Легко представить, как он взбесится, как отшвырнет свое профессорское пенсне…
Крюгель сел на койку, расстегнул пуговицы мундира, неопределенно вздохнул:
— Да, вы правы, штурмбанфюрер. Мы солдаты. И именно в этом все дело… Так что же насчет нарушения светомаскировки? Теперь последует наказание в приказе, как я полагаю?
— Нет, — улыбнулся Ларенц. — Все ограничится словесным предупреждением, несмотря на существующие строгости. Учитывая наши товарищеские отношения.
— Благодарю вас, штурмбанфюрер…
«Ну вот и спелись», — с иронией подумал Крюгель. Хороша картина: хозяин застает жулика в собственном доме и его же благодарит за «посещение». Какие только коленца не выкидывает иногда щедрая на подвохи и каверзы жизнь!
Собственно, роли-то уже начисто переменились: теперь хозяином чувствовал себя штурмбанфюрер Ларенц. Удобно развалившись на стуле и нацепив пенсне, деловито шелестел газетой.
— Как вы оцениваете эту сводку с Западного фронта, полковник? Тревожные факты, черт побери! Не кажется ли вам, что янки и англосаксы бросают в Нормандию всю свою боевую мощь?

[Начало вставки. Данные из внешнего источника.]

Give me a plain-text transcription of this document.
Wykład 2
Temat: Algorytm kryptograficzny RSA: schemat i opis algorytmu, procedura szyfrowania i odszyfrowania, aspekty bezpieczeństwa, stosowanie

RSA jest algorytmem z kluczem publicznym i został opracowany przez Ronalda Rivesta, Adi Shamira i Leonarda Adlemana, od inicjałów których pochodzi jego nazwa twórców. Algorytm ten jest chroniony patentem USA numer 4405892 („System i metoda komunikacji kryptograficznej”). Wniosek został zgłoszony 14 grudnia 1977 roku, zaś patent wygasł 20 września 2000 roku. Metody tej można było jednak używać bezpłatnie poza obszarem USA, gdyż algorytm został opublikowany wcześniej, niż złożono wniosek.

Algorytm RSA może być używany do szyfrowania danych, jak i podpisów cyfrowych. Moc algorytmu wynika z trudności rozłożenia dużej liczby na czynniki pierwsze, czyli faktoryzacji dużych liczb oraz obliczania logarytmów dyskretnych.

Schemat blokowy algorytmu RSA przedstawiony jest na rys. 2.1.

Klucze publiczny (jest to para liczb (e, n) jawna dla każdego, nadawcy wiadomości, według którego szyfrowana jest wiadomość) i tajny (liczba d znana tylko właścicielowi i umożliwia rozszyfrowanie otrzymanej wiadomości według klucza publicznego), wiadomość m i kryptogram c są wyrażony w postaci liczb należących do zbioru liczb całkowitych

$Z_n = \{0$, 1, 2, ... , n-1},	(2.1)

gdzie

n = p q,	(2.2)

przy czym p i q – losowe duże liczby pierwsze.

— Разумеется. В ближайшие дни там может сложиться очень острая ситуация. Я даже подчеркнул фразу, которая объясняет причины этой возможной ситуации.
Газету — вчерашнюю «Дас Рейх» Крюгель читал еще вечером, до ужина. Его особенно удивило и обеспокоило сообщение о том, что англо-американские войска расширили плацдарм до семидесяти километров и фактически отрезали Котантенский полуостров.
— Извините, оберст, но вы подчеркнули не то. Не главное из того, что опубликовано в газете. Вот оно на первой странице: «Посещение фюрером Западного фронта. Фюрер о новом оружии рейха». Тут написано, что наш верховный главнокомандующий в своей ставке в районе Марживаля сделал сенсационное заявление представителям прессы о первом применении «оружия-фау». Газета пишет: «Новое оружие обеспечит нам превосходство в технике и будет способствовать повороту в ходе войны». Вот что я бы на вашем месте с удовольствием подчеркнул, герр Крюгель!
Крюгель промолчал, пожал плечами: в конце концов, это дело вкуса. Вообще-то, у него и привычки нет подчеркивать газетные строчки. Получилось просто случайно. Он, разумеется, понимал, что штурмбанфюрер вовсе не пытается с помощью такого крючка ставить под сомнение его, Крюгеля, лояльность. Это было бы глупо.
Однако понимал он и другое: зацепка с этой газетой отнюдь не случайность. Надо обязательно ждать продолжения.
— Да-да, вы правы! — усмехнулся Ларенц. — Вы правильно думаете, что мой поздний визит к вам связан именно с этой статьей. Как ни странно.